In an interview published on Thursday, Mashable exposed the philosophy of the design process of the A11 Bionic processor as found in the iPhone 8 and iPhone X. The interview, held with Apple Senior Vice President of Worldwide Marketing Phil Schiller and Senior Vice President of Hardware Technologies Johny Srouji discussed the new chip, and some of the embedded technologies.

Apple's executives shied away from most technical details of the processor. Instead, the interview focused on what Apple can bring to the table in regards of a coherent whole, and not a processor made of discrete parts from different suppliers.
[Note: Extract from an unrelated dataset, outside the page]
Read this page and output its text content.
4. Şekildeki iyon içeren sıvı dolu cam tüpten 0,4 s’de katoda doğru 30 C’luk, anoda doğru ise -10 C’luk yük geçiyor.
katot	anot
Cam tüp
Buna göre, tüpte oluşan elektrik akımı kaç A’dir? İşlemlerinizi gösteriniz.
The pair from Apple said that Apple's custom GPU solution in the A11 Bionic was part of Apple's differentiation between its own solution and using somebody else's. The full integration provides an "optimized value" for Apple, and by association, consumers and developers.
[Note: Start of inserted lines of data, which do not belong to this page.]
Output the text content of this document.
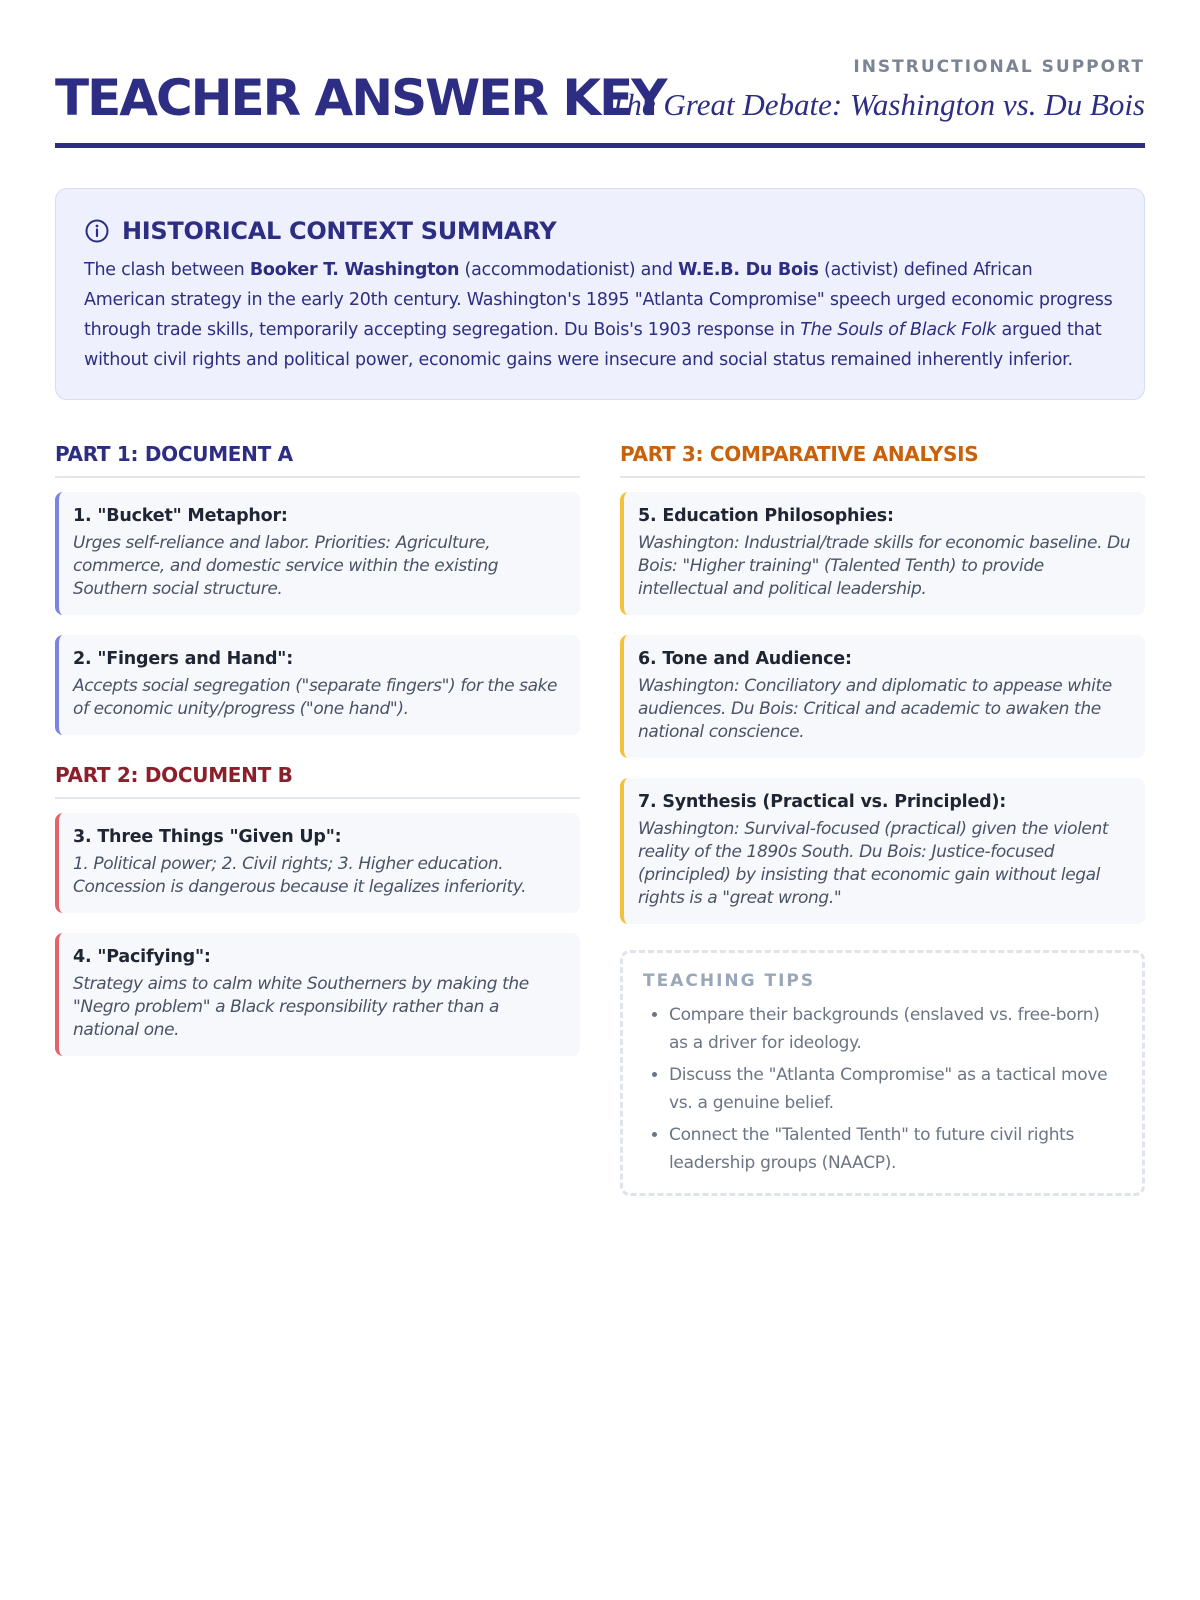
INSTRUCTIONAL SUPPORT
TEACHER ANSWER KEY
The Great Debate: Washington vs. Du Bois
HISTORICAL CONTEXT SUMMARY

The clash between Booker T. Washington (accommodationist) and W.E.B. Du Bois (activist) defined African American strategy in the early 20th century. Washington's 1895 "Atlanta Compromise" speech urged economic progress through trade skills, temporarily accepting segregation. Du Bois's 1903 response in The Souls of Black Folk argued that without civil rights and political power, economic gains were insecure and social status remained inherently inferior.

PART 1: DOCUMENT A

1. "Bucket" Metaphor:

Urges self-reliance and labor. Priorities: Agriculture, commerce, and domestic service within the existing Southern social structure.

2. "Fingers and Hand":

Accepts social segregation ("separate fingers") for the sake of economic unity/progress ("one hand").

PART 2: DOCUMENT B

3. Three Things "Given Up":

1. Political power; 2. Civil rights; 3. Higher education. Concession is dangerous because it legalizes inferiority.

4. "Pacifying":

Strategy aims to calm white Southerners by making the "Negro problem" a Black responsibility rather than a national one.

PART 3: COMPARATIVE ANALYSIS

5. Education Philosophies:

Washington: Industrial/trade skills for economic baseline. Du Bois: "Higher training" (Talented Tenth) to provide intellectual and political leadership.

6. Tone and Audience:

Washington: Conciliatory and diplomatic to appease white audiences. Du Bois: Critical and academic to awaken the national conscience.

7. Synthesis (Practical vs. Principled):

Washington: Survival-focused (practical) given the violent reality of the 1890s South. Du Bois: Justice-focused (principled) by insisting that economic gain without legal rights is a "great wrong."

TEACHING TIPS
• Compare their backgrounds (enslaved vs. free-born) as a driver for ideology.
• Discuss the "Atlanta Compromise" as a tactical move vs. a genuine belief.
• Connect the "Talented Tenth" to future civil rights leadership groups (NAACP).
Using an Apple GPU, and not one developed by Imagination Technologies, like it has in the past, allows Apple to control and tightly refine the entire process all the way from software to hardware, and how it interfaces with each other.
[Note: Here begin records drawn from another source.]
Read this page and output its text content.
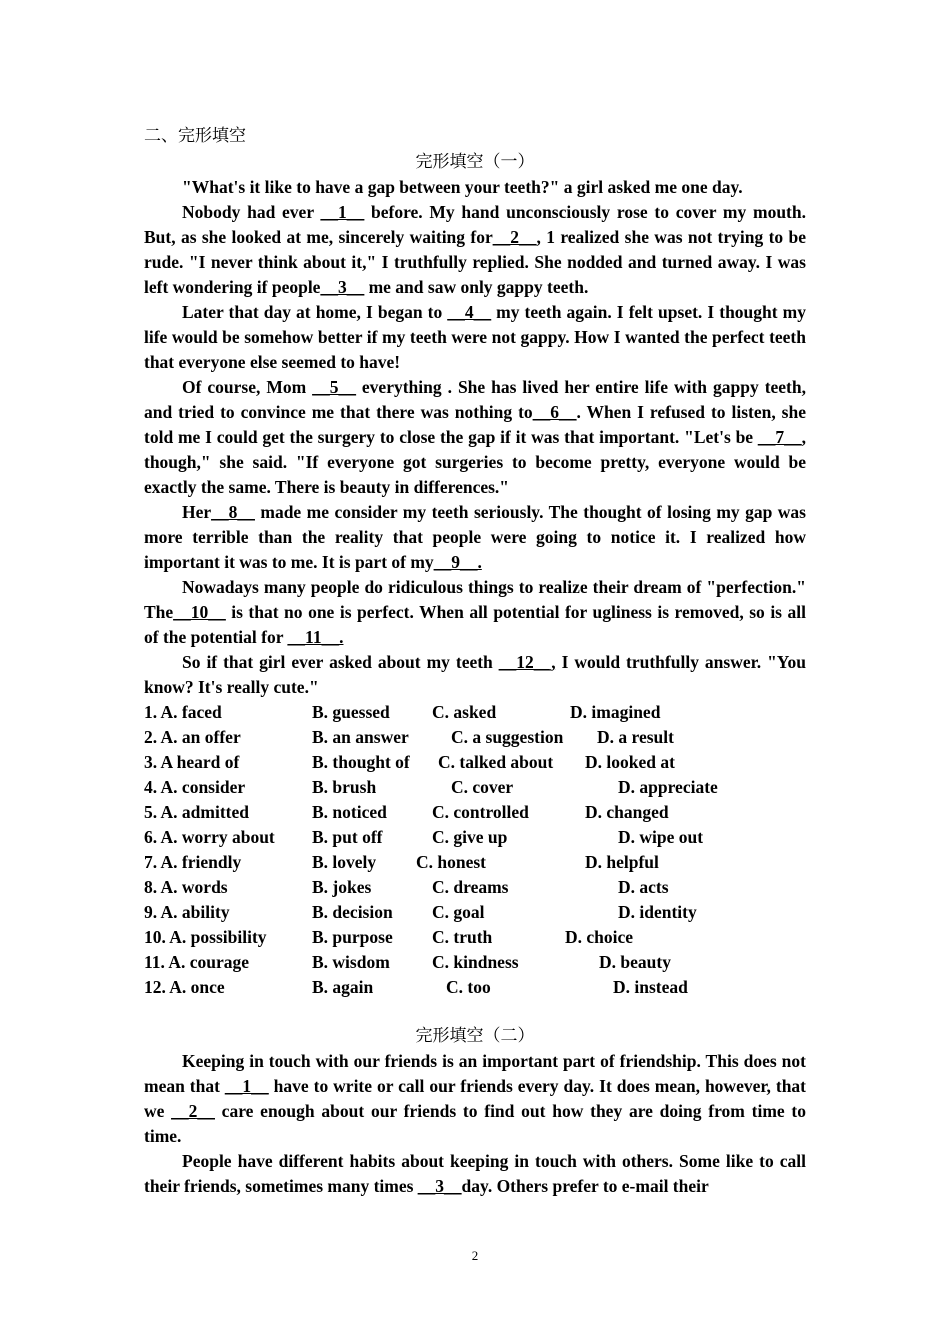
二、完形填空
完形填空（一）

"What's it like to have a gap between your teeth?" a girl asked me one day.

Nobody had ever __1__ before. My hand unconsciously rose to cover my mouth. But, as she looked at me, sincerely waiting for__2__, 1 realized she was not trying to be rude. "I never think about it," I truthfully replied. She nodded and turned away. I was left wondering if people__3__ me and saw only gappy teeth.

Later that day at home, I began to __4__ my teeth again. I felt upset. I thought my life would be somehow better if my teeth were not gappy. How I wanted the perfect teeth that everyone else seemed to have!

Of course, Mom __5__ everything . She has lived her entire life with gappy teeth, and tried to convince me that there was nothing to__6__. When I refused to listen, she told me I could get the surgery to close the gap if it was that important. "Let's be __7__, though," she said. "If everyone got surgeries to become pretty, everyone would be exactly the same. There is beauty in differences."

Her__8__ made me consider my teeth seriously. The thought of losing my gap was more terrible than the reality that people were going to notice it. I realized how important it was to me. It is part of my__9__.

Nowadays many people do ridiculous things to realize their dream of "perfection." The__10__ is that no one is perfect. When all potential for ugliness is removed, so is all of the potential for __11__.

So if that girl ever asked about my teeth __12__, I would truthfully answer. "You know? It's really cute."

1. A. faced	B. guessed C. asked	D. imagined
2. A. an offer	B. an answer C. a suggestion D. a result
3. A heard of	B. thought of C. talked about D. looked at
4. A. consider	B. brush	C. cover	D. appreciate
5. A. admitted	B. noticed	C. controlled	D. changed
6. A. worry about B. put off	C. give up	D. wipe out
7. A. friendly	B. lovely C. honest	D. helpful
8. A. words	B. jokes	C. dreams	D. acts
9. A. ability	B. decision C. goal	D. identity
10. A. possibility	B. purpose C. truth	D. choice
11. A. courage	B. wisdom C. kindness	D. beauty
12. A. once	B. again	C. too	D. instead
完形填空（二）

Keeping in touch with our friends is an important part of friendship. This does not mean that __1__ have to write or call our friends every day. It does mean, however, that we __2__ care enough about our friends to find out how they are doing from time to time.

People have different habits about keeping in touch with others. Some like to call their friends, sometimes many times __3__day. Others prefer to e-mail their

2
"It's not just Lego pieces stacked together," said Schiller, "the team designed [The A11 Bionic components] to work together."

The effort appears to have paid off, from a raw performance perspective. Early benchmarks of devices purporting to use the new chip test the A11 Bionic as notably faster in every regard than the processor found in the Samsung Galaxy S8 and Note 8.

New developments

Apple mentioned the Neural Engine in the A11 Bionic several times during the release event. The new aspect of the processor enhances the device's ability to deal with machine learning tasks on-device, and not shunt them to a processing farm across the internet.

Additionally, Apple's implementation is more power-efficient than using a graphics engine to do the same calculation.

Speaking to Mashable, Schiller confirmed that the secure element of the processor has been resdesigned, but declined much comment other than Apple takes security "very seriously."

Advancements carried forward

The A10 Fusion in the iPhone 7 was Apple's first to use two high-performance cores, and two high-efficiency cores — but how the cores were addressed was possibly less efficient than it could have been.

The new A11 Bionic processor now has six cores, with the addition of two high-efficiency cores to the four in the A10 Fusion. The new chip is also capable of asymmetric multi-processing, meaning that all six cores can be running simultaneously on one task.

It appears that silicon is reaching limits, imposed by the laws of physics. Srouji, without commenting on specifics, said that Apple was "thinking ahead" on the matter — but given that the A11 Bionic was three years in development, the executive has confidence that Apple had more tricks up its sleeve, and advances ahead.

"Doing this year over year and pushing complexity to the limit...," said Srouji. "I believe we have a world-class team."